Regulus regulus (Linnaeus: Motacilla) 1758. De kleinste inheemse Zangvogel, die in de Lage Landen broedt en bovendien op de najaarstrek soms in grote aantallen verschijnt (zie Sint-Maartensvogeltje); de vogel overwintert hier ook.
De N naam komt overeen met D (Winter)Goldhahnchen. Ten tijde van Gefiner (1555) was er al D Goldhanlein [HG 1669].Houttuyn 1763 noemt Goudhaantje als de 'officiële' N naam (bij Linnaeus' Motacilla Regulus), maar voegt eraan toe: "Met meer regt zou men dit Vogeltje den naam van Koningje mogen geeven, dewyl het gekuifd of gekroond is, met geel versierd en het kleinste van alle Europische Vogelen." De verkleinvorm heeft dus de oudste rechten en wordt momenteel nog zeer veel gebruikt. Het accent hoort bij de uitspraak op ‘Goud-' te liggen, maar men hoort bij Goudhaantje ook wel de klemtoon op '-haan'. Goudhaantje is ook de benaming voor sommige goudglanzende Kevers (Chrysomela), waarvandaan wellicht de uitdrukking komt: hij ziet er uit (blinkt) als een Goudhaantje 'hij ziet er piekfijn uit'. Het element goud in de vogelnaam wordt gemotiveerd door de goudgele, opzetbare kruinveren (vandaar fries Goudtufke; E Goldcrest), die bij het verwante Vuurgoudhaantje ← iets roder zijn (fries Fjoertufke; E Firecrest). Het element -haan(tje) kan als volgt gemotiveerd worden: 1. de Haan 'mannelijk Huishoen' ← heeft een (weliswaar rode) kam boven op de kop, op een vergelijkbare plaats waar het Goudhaantje zijn oranjegele 'kuif' heeft. 2. de Haan is de 'aanvoerder' van de Kippenschaar (vgl. de uitdrukking haantje de voorste) en evenzo zou het Goudhaantje, ondanks zijn uiterst kleine formaat (het is het kleinste europese vogeltje), maar wellicht dankzij zijn 'gouden kroontje' in het volksgeloof de 'aanvoerder of koning van de vogels' zijn (vgl. N Winterkoning, weliswaar een andere, maar ook zeer kleine soort).
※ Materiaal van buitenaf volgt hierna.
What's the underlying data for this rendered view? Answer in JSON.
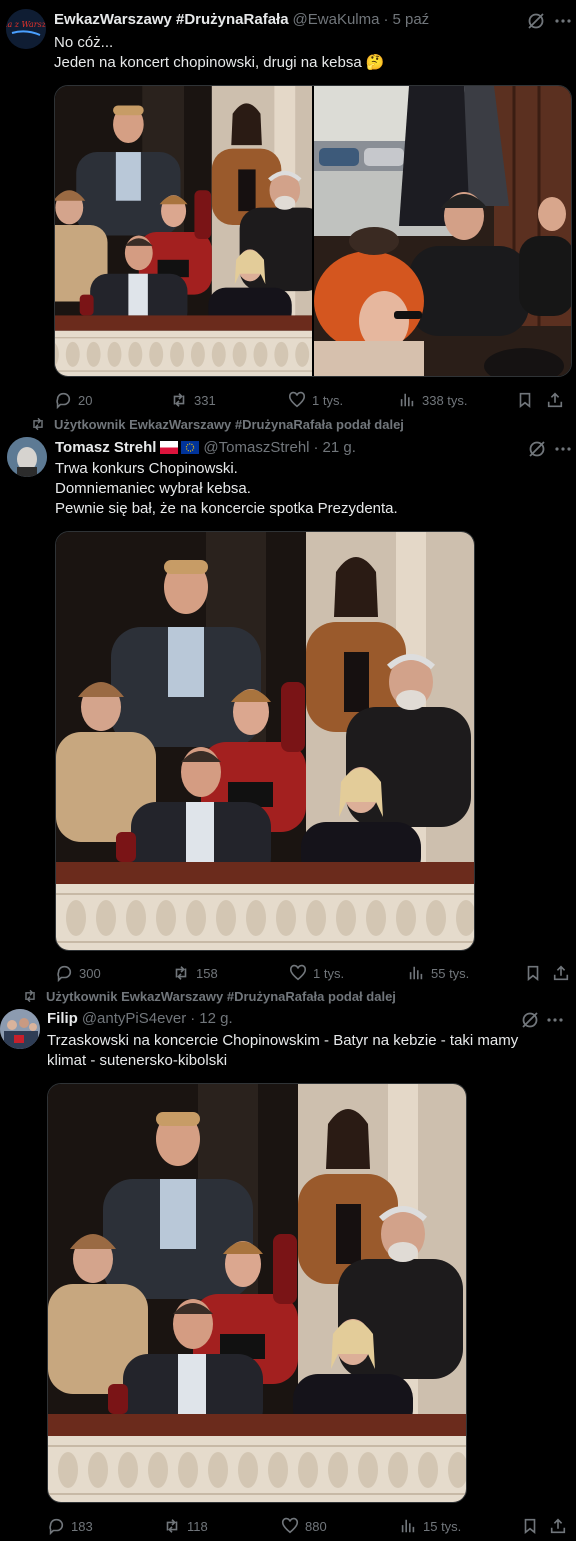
{
  "tweets": [
    {
      "author_name": "EwkazWarszawy #DrużynaRafała",
      "handle": "@EwaKulma",
      "time": "5 paź",
      "avatar_text": "Ewka z Warszawy",
      "text_lines": [
        "No cóż...",
        "Jeden na koncert chopinowski, drugi na kebsa 🤔"
      ],
      "stats": {
        "replies": "20",
        "reposts": "331",
        "likes": "1 tys.",
        "views": "338 tys."
      }
    },
    {
      "repost_label": "Użytkownik EwkazWarszawy #DrużynaRafała podał dalej",
      "author_name": "Tomasz Strehl",
      "flags": "🇵🇱 🇪🇺",
      "handle": "@TomaszStrehl",
      "time": "21 g.",
      "text_lines": [
        "Trwa konkurs Chopinowski.",
        "Domniemaniec wybrał kebsa.",
        "Pewnie się bał, że na koncercie spotka Prezydenta."
      ],
      "stats": {
        "replies": "300",
        "reposts": "158",
        "likes": "1 tys.",
        "views": "55 tys."
      }
    },
    {
      "repost_label": "Użytkownik EwkazWarszawy #DrużynaRafała podał dalej",
      "author_name": "Filip",
      "handle": "@antyPiS4ever",
      "time": "12 g.",
      "text_lines": [
        "Trzaskowski na koncercie Chopinowskim - Batyr na kebzie - taki mamy",
        "klimat -  sutenersko-kibolski"
      ],
      "stats": {
        "replies": "183",
        "reposts": "118",
        "likes": "880",
        "views": "15 tys."
      }
    }
  ],
  "separator": "·",
  "icons": [
    "grok-icon",
    "more-icon",
    "reply-icon",
    "repost-icon",
    "like-icon",
    "views-icon",
    "bookmark-icon",
    "share-icon"
  ]
}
Er is een mythe die verhaalt hoe de vogels hun koning kozen: wie het hoogst kon vliegen, zou het worden. Een heel klein vogeltje verstopte zich in het verenpak van de Arend en slaagde er zo in nog een klein stukje hoger dan de Arend te komen! [HG 1669]). Bij dit benoemingsmotief passen ook de wetenschappelijke naam (Lat regulus =koninkje), de friese streeknaam Fugelkeninkje, limburgs Koninkske (alleen in Weert) en de scandinavische namen zweeds Kungsfagel en deens/noors Fuglekonge (letterlijk 'Konings-vogel' resp. 'Vogelkoning'; merk op dat dit geen verkleinvormen zijn, die in dit soort gevallen moeilijk in de desbetreffende talen te maken zijn). F Roitelet, Sp Reyezuelo (letterlijk: Koninkje), It Règolo. R Koroljók (=letterlijk 'Kareltje', maar tevens 'Koninkje', aangezien het R woord voor 'koning' Kopónt koról’) naar koning Karel de Vijfde is genoemd). Idem pools Mysikrólik (letterlijk 'Muizenkoninkje'; pools król 'koning').
Voor de etymologie van koning zie sub Koningsarend. Voor etymologie haantje zie sub Haan.